The fact that we both have busy careers seems to be beneficial to our marriage. We both have our individual spaces, yet when we come home, we are able to build on and bring interest in our lives together. We always make time for each other and for our family. We both enjoy traveling near and far and that always brings about a fresh perspective to our relationship. But more than that, our strong relationship is grounded on trust, mutual respect and having God as the center of our family.

Marga Nograles, creative director, Kaayo Modern; managing director of MT Martish Corp.

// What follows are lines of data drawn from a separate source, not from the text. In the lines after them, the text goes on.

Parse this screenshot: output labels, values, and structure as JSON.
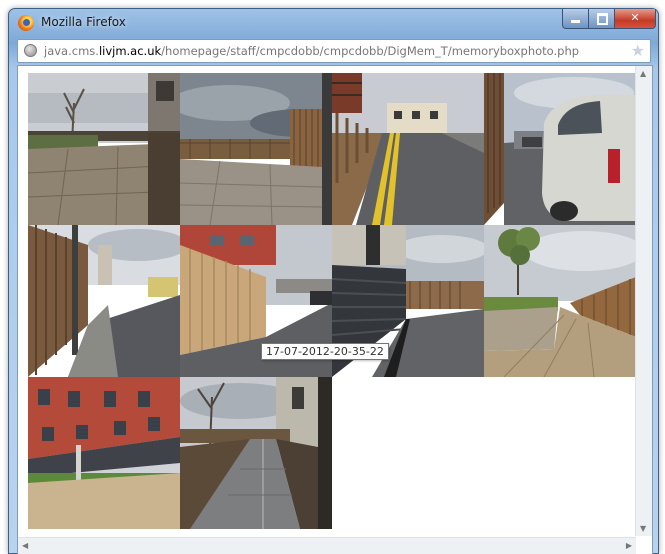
{
  "window": {
    "title": "Mozilla Firefox"
  },
  "address_bar": {
    "url_prefix": "java.cms.",
    "url_domain": "livjm.ac.uk",
    "url_path": "/homepage/staff/cmpcdobb/cmpcdobb/DigMem_T/memoryboxphoto.php"
  },
  "gallery": {
    "photo_count": 10,
    "columns": 4
  },
  "tooltip": {
    "text": "17-07-2012-20-35-22"
  },
  "icons": {
    "app": "firefox-icon",
    "minimize": "minimize-icon",
    "maximize": "maximize-icon",
    "close": "close-icon",
    "site": "globe-icon",
    "bookmark": "star-icon"
  }
}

Karlo is a workaholic. I try my best not to harass him or bug him at work. So the few times that I dragged him out of the office for a nice date he, more often than not, gave in. He is also very serious so I tease him a lot, then I keep telling him how lucky he is to have me in his life. (Laughs)
Davao Rep. Karlo Nograles

It’s important to spend quality time with your family. With Marga, it’s easy. A nice dinner, a movie date, a quick trip or even just hanging out at home with her and the kids. No matter how busy life can be, I think it’s really essential to just take time out to listen and be with one another and just talk and listen and appreciate each other’s company. 

Carla Larrazabal-Del Prado, housewife

Assure your husband that, no matter what happens, you’ll be there for him. Ignore all the little things but rather focus on the important things in life. Allow your husband to be the best person he can be. Don’t ever go to bed without resolving an issue. Dine, wine and travel together as often as you can. As foodies, food and wine are the key elements to our bonding. Lastly, always count your blessings and be grateful.

Joel Rama del Prado, businessman

Respect one another, forget and ignore all the small stuff, make time to talk, spoil your wife (all the time), travel and shop together as often as you can.